Offsetting Behaviour posts on another conference which provides a stark and unscientific contrast:
A plucky group of scientific outsiders, presenting results outside of the mainstream consensus, hosts its own conference with presentations mostly from those in their heterodox club. They present themselves as providing the truth that is much opposed by big moneyed interests. They’re celebrated in a reception hosted in Parliament by one of the political parties. The media is expected to highlight their alternative take on reality, with perhaps some offsetting commentary from those in the mainstream; the overall effect, though, is to stoke and legitimise popular misunderstandings. . .
This weekend brings GMO-sceptics to Wellington. Presentations include “Pesticides: scilencing the ecosystem and silencing our children” and “Overweight, undernourished, sterile and dying of cancer. Our food is it sealing the fate of humanity?”
And the Greens are hosting them in Parliament: . . .
Imagine the uproar if another party was to host a pseudo-scientific conference in parliament.
A few further notes:
- The keynote speaker, Gilles-Eric Seralini, found tumours in mice fed GM crops. But his paper was retracted due to concerns like these. It was later elsewhere republished in a friendlier outlet.

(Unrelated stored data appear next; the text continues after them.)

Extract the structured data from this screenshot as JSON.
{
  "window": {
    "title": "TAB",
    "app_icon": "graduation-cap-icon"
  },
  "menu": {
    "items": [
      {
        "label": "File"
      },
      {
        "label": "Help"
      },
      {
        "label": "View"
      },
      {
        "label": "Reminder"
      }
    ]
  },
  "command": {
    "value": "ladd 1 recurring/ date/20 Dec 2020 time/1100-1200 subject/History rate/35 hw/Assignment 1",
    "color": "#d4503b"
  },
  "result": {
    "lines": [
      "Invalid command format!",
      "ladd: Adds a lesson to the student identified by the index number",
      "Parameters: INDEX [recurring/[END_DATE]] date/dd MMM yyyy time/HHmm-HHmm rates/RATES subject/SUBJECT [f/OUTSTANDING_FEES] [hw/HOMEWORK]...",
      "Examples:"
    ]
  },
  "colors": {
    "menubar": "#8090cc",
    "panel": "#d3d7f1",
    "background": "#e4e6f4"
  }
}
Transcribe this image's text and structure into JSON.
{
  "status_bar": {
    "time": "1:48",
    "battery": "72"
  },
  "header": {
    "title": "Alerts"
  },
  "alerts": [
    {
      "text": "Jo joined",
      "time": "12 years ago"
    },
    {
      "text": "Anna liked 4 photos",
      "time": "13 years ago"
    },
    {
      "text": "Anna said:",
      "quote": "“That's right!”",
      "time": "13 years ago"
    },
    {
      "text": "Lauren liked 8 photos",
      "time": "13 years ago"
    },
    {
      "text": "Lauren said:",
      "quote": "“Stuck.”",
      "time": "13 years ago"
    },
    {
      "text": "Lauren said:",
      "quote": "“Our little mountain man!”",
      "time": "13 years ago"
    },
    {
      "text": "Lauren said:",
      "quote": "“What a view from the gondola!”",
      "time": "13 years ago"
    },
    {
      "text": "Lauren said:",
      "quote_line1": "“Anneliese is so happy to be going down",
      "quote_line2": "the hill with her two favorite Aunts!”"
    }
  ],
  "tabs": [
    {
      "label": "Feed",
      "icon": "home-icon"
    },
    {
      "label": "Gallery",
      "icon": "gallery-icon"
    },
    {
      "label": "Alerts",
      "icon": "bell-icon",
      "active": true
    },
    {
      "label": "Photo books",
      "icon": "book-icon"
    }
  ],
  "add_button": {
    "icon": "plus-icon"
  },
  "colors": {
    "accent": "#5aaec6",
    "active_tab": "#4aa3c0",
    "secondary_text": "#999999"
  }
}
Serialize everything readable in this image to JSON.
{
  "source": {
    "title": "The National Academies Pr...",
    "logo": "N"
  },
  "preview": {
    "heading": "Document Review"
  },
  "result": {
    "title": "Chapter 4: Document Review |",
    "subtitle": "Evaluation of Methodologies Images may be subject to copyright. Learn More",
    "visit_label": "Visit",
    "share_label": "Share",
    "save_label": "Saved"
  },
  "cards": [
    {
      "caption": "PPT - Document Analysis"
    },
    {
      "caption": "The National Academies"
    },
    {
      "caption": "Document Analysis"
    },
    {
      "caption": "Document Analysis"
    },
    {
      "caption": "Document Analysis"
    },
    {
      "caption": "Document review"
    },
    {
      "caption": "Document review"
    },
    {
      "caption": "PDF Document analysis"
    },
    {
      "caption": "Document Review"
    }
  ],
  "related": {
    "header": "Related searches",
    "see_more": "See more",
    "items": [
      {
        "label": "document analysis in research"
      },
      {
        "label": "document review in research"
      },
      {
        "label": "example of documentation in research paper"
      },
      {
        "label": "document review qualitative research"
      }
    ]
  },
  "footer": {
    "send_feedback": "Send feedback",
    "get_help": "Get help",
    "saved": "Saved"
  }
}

- Vandana Shiva, also there speaking, earned this profile in the New Yorker, which concluded:
When Shiva writes that “Golden Rice will make the malnutrition crisis worse” and that it will kill people, she reinforces the worst fears of her largely Western audience. Much of what she says resonates with the many people who feel that profit-seeking corporations hold too much power over the food they eat. Theirs is an argument well worth making. But her statements are rarely supported by data, and her positions often seem more like those of an end-of-days mystic than like those of a scientist.
- On 29 January this year, the American Association for the Advancement of Science released a rather timely survey on scientific support for use of genetic modification techniques in food. Huffington has the summary:
In sharp contrast to public views about GMOs, 89% of scientists believe genetically modified foods are safe.
That’s the most eye-opening finding in a Pew Research Center study on science literacy, undertaken in cooperation with the American Association for the Advancement of Science (AAAS), and released on January 29.
The overwhelming scientific consensus exceeds the percentage of scientists, 88%, who think humans are mostly responsible for climate change. However, the public appears far more suspicious of scientific claims about GMO safety than they do about the consensus on global warming.
Some 57% of Americans say GM foods are unsafe and a startling 67% do not trust scientists, believing they don’t understand the science behind GMOs. AAAS researchers blame poor reporting by mainstream scientists for the trust and literacy gaps.
The survey also contrasts sharply with a statement published earlier this week in a pay-for-play European journal by a group of anti-GMO scientists and activists, including Michael Hansen of the Center for Food Safety, and philosopher Vandana Shiva, claiming, “no scientific consensus on GMO safety.”
The scientific consensus on GMOs is as strong as the scientific consensus on climate change. Will Browning have to retract this like he had to pull back from endorsing homeopathy for Ebola?
The Greens could play at highlighting the heterodox views on GMOs a couple years ago. But when 89% of scientists say GMO food is safe?
Scientific validity isn’t based on popularity.
But if the Greens decry as deniers those who doubt the high percentage of scientists who support the concept of human induced climate change what are they if they doubt the even higher percentage who say GMOs are safe?
And is parliament the appropriate place for such a conference?